Maurizio Homer è tornato . E con gli stessi amici di sempre tenta l’assalto alla città. Una masnada di nuovi servi alla baionetta per portare un pò d’acqua. Una banda di ignoranti perché in città tutto cambi e tutto resti come prima; un gruppo di disoccupati che la promessa di un posto che non c’è non si nega a nessuno; un gruppetto di disperati che neppure lo riconoscono. L’importante è stare con i vincenti almeno una volta. E lui soffre.
A fanculo i think thank e tutti i Dalmati. Fanculo il modello Teramo e i montatori seriali a spese pubbliche che li voteranno. Basta con i valori sbrodolati in ogni dove: ora l’esclusiva è del popolo della libertà e del loro leader, il satrapo Silvio. Governance che fine hai fatto? Tutte le puttanate che si inventava a colazione per coprire un dato semplice, che la città sprofondava, che fine hanno fatto ?
Povero Maurizio Homer. Del suo mondo antico non è rimasto nulla. Entra in sala. Si mette nell’angolino in fondo. Zitto zitto. La sua presenza è imbarazzante. E poi quell’odore forte di vasellina ancora così presente. Vorrebbe dire ma non parla. E tutti sono contenti. Perché se lui parlasse di gente a Castrogno ne finirebbe un bel pò. Che peccato. Che tristezza.

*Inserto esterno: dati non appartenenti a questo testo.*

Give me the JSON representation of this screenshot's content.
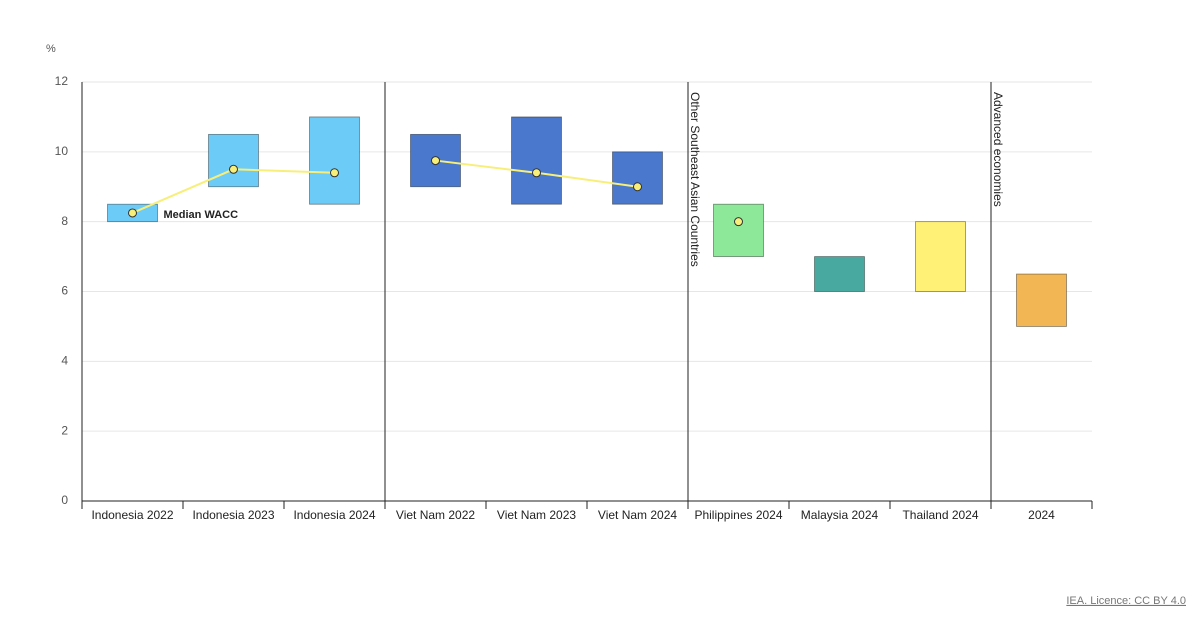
{
  "chart_data": [
    {
      "type": "range_bar",
      "y_unit": "%",
      "ylim": [
        0,
        12
      ],
      "yticks": [
        0,
        2,
        4,
        6,
        8,
        10,
        12
      ],
      "grid": true,
      "median_label": "Median WACC",
      "median_color": "#f7ef7a",
      "categories": [
        "Indonesia 2022",
        "Indonesia 2023",
        "Indonesia 2024"
      ],
      "low": [
        8,
        9,
        8.5
      ],
      "high": [
        8.5,
        10.5,
        11
      ],
      "median": [
        8.25,
        9.5,
        9.4
      ],
      "colors": [
        "#6ccbf7",
        "#6ccbf7",
        "#6ccbf7"
      ]
    },
    {
      "type": "range_bar",
      "categories": [
        "Viet Nam 2022",
        "Viet Nam 2023",
        "Viet Nam 2024"
      ],
      "low": [
        9,
        8.5,
        8.5
      ],
      "high": [
        10.5,
        11,
        10
      ],
      "median": [
        9.75,
        9.4,
        9
      ],
      "colors": [
        "#4a78cc",
        "#4a78cc",
        "#4a78cc"
      ]
    },
    {
      "type": "range_bar",
      "group_label": "Other Southeast Asian Countries",
      "categories": [
        "Philippines 2024",
        "Malaysia 2024",
        "Thailand 2024"
      ],
      "low": [
        7,
        6,
        6
      ],
      "high": [
        8.5,
        7,
        8
      ],
      "median": [
        8,
        null,
        null
      ],
      "colors": [
        "#8ee89a",
        "#48a9a0",
        "#fff176"
      ]
    },
    {
      "type": "range_bar",
      "group_label": "Advanced economies",
      "categories": [
        "2024"
      ],
      "low": [
        5
      ],
      "high": [
        6.5
      ],
      "colors": [
        "#f2b654"
      ]
    }
  ],
  "source": "IEA. Licence: CC BY 4.0"
}
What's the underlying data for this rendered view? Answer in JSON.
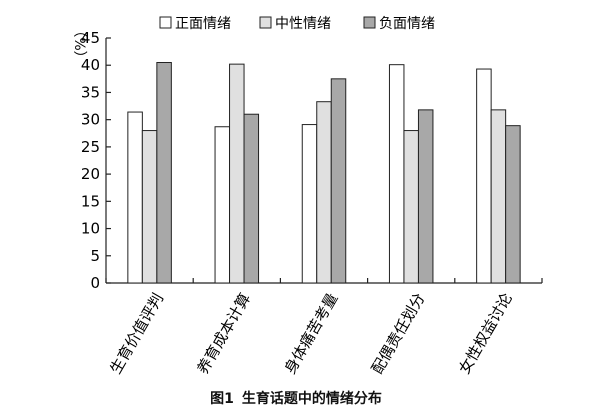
{
  "caption": {
    "figure_number": "图1",
    "title": "生育话题中的情绪分布"
  },
  "chart_data": {
    "type": "bar",
    "ylabel": "（%）",
    "ylim": [
      0,
      45
    ],
    "yticks": [
      0,
      5,
      10,
      15,
      20,
      25,
      30,
      35,
      40,
      45
    ],
    "grid": false,
    "legend_position": "top",
    "categories": [
      "生育价值评判",
      "养育成本计算",
      "身体痛苦考量",
      "配偶责任划分",
      "女性权益讨论"
    ],
    "series": [
      {
        "name": "正面情绪",
        "color": "#ffffff",
        "values": [
          31.4,
          28.7,
          29.1,
          40.1,
          39.3
        ]
      },
      {
        "name": "中性情绪",
        "color": "#e0e0e0",
        "values": [
          28.0,
          40.2,
          33.3,
          28.0,
          31.8
        ]
      },
      {
        "name": "负面情绪",
        "color": "#a8a8a8",
        "values": [
          40.5,
          31.0,
          37.5,
          31.8,
          28.9
        ]
      }
    ]
  }
}
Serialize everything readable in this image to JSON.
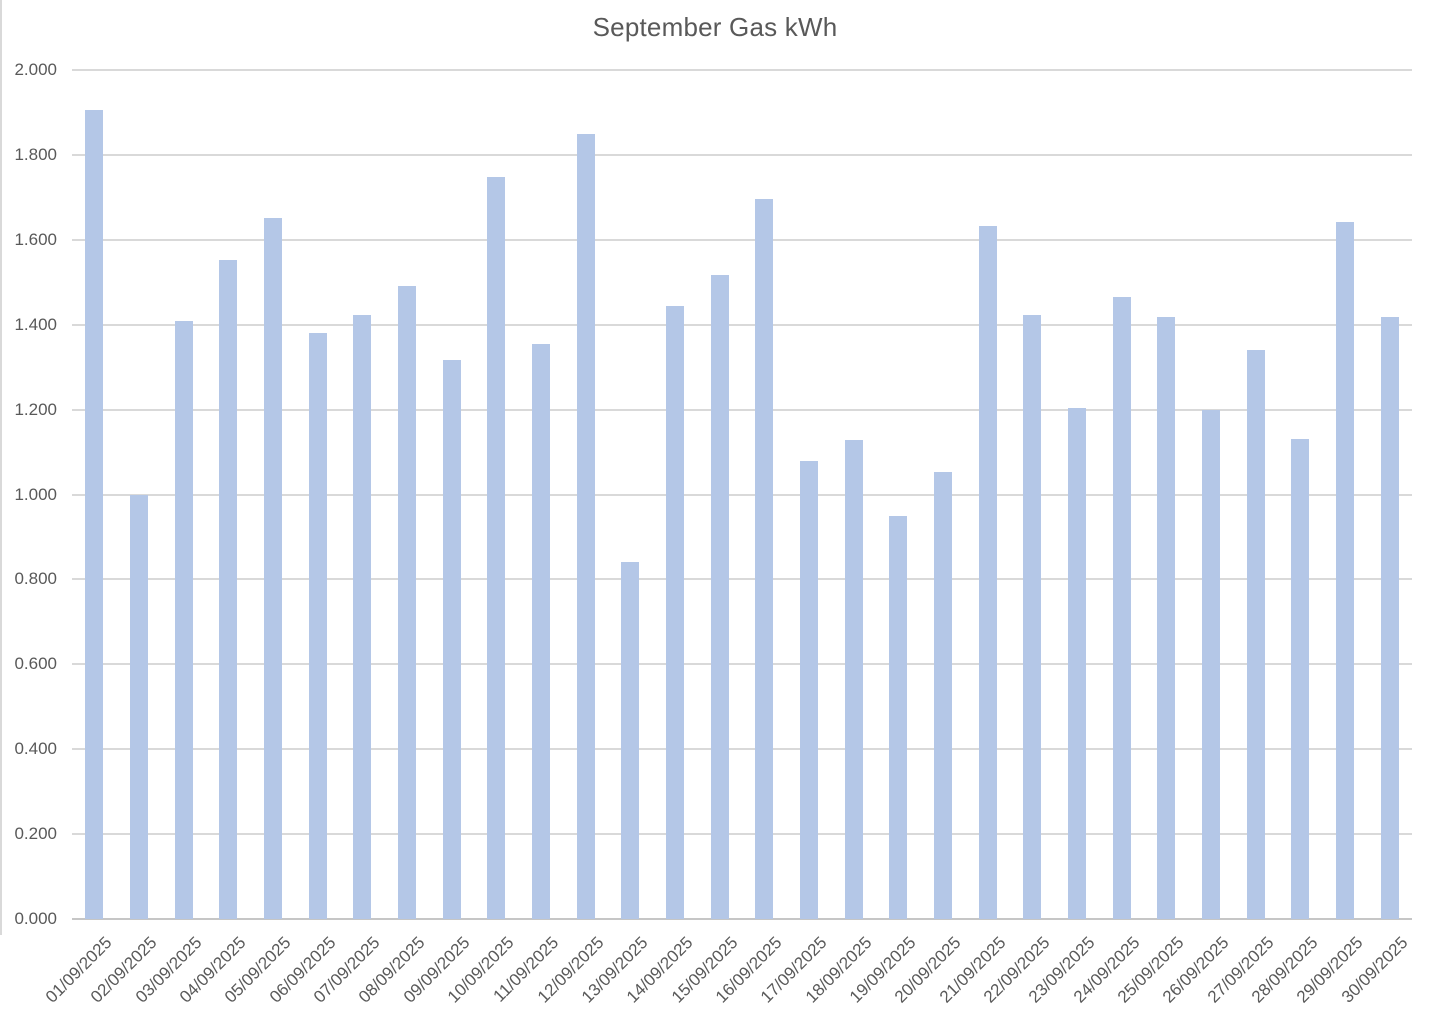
{
  "chart_data": {
    "type": "bar",
    "title": "September Gas kWh",
    "xlabel": "",
    "ylabel": "",
    "categories": [
      "01/09/2025",
      "02/09/2025",
      "03/09/2025",
      "04/09/2025",
      "05/09/2025",
      "06/09/2025",
      "07/09/2025",
      "08/09/2025",
      "09/09/2025",
      "10/09/2025",
      "11/09/2025",
      "12/09/2025",
      "13/09/2025",
      "14/09/2025",
      "15/09/2025",
      "16/09/2025",
      "17/09/2025",
      "18/09/2025",
      "19/09/2025",
      "20/09/2025",
      "21/09/2025",
      "22/09/2025",
      "23/09/2025",
      "24/09/2025",
      "25/09/2025",
      "26/09/2025",
      "27/09/2025",
      "28/09/2025",
      "29/09/2025",
      "30/09/2025"
    ],
    "values": [
      1.905,
      1.0,
      1.409,
      1.553,
      1.651,
      1.381,
      1.424,
      1.49,
      1.318,
      1.747,
      1.354,
      1.849,
      0.842,
      1.443,
      1.518,
      1.695,
      1.079,
      1.128,
      0.95,
      1.053,
      1.632,
      1.423,
      1.204,
      1.465,
      1.418,
      1.198,
      1.34,
      1.131,
      1.642,
      1.419
    ],
    "ylim": [
      0.0,
      2.0
    ],
    "ytick_step": 0.2,
    "ytick_labels": [
      "0.000",
      "0.200",
      "0.400",
      "0.600",
      "0.800",
      "1.000",
      "1.200",
      "1.400",
      "1.600",
      "1.800",
      "2.000"
    ],
    "x_label_rotation": -45,
    "grid": true,
    "legend": "none",
    "colors": {
      "bar": "#b4c7e7",
      "gridline": "#d9d9d9",
      "axis_line": "#c6c6c6",
      "text": "#595959",
      "background": "#ffffff",
      "window_border": "#d9d9d9"
    }
  }
}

Oramai l’incontro sta per finire. Ed ecco il colpo di scena. Ecco l’abracadabra. Un vecchietto nostalgico del Duce si alza, lo guarda, è titubante, è commosso, stende le braccia al cielo, lo riconosce, va verso di lui, la gola è secca, è emozionato, piange ma grida, grida forte, grida forte forte “E’ lui, è Maurizio…aridatece er puzzone!”